Methods: We conducted online surveys of adults residing in Japan in May 2022 and collected their basic demographic information, socioeconomic status, and mental health conditions, along with their Twitter handles (N=2432). We computed emotional distress scores for all the tweets posted by the study participants between January 1, 2019, and May 30, 2022 (N=2,493,682) using a semisupervised algorithm called latent semantic scaling (LSS), with higher values indicating higher levels of emotional distress. After excluding users by age and other criteria, we examined 495,021 (19.85%) tweets generated by 560 (23.03%) individuals (age 18-49 years) in 2019 and 2020. We estimated fixed-effect regression models to examine their emotional distress levels in 2020 relative to the corresponding weeks in 2019 by the mental health conditions and characteristics of social media users.
Results: The estimated level of emotional distress of our study participants increased in the week when school closure started (March 2020), and it peaked at the beginning of the state of emergency (estimated coefficient=0.219, 95% CI 0.162-0.276) in early April 2020. Their level of emotional distress was unrelated to the number of COVID-19 cases. We found that the government-induced restrictions disproportionately affected the psychological conditions of vulnerable individuals, including those with low income, precarious employment, depressive symptoms, and suicidal ideation.
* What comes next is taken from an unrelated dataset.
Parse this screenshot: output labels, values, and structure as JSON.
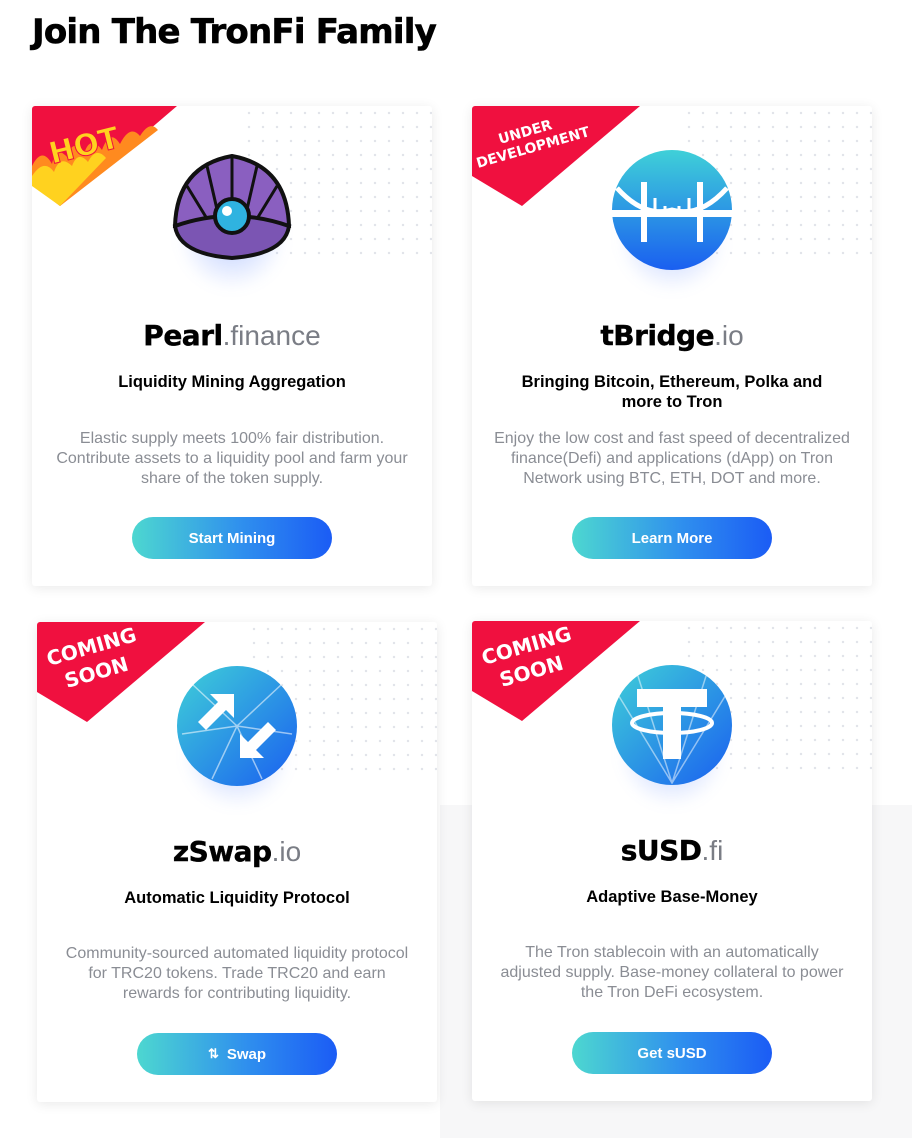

Conclusions: This study establishes a framework to implement near-real-time monitoring of the emotional distress level of social media users, highlighting a great potential to continuously monitor their well-being using survey-linked social media posts as a complement to administrative and large-scale survey data. Given its flexibility and adaptability, the proposed framework is easily extendable for other purposes, such as detecting suicidality among social media users, and can be used on streaming data for continuous measurement of the conditions and sentiment of any group of interest.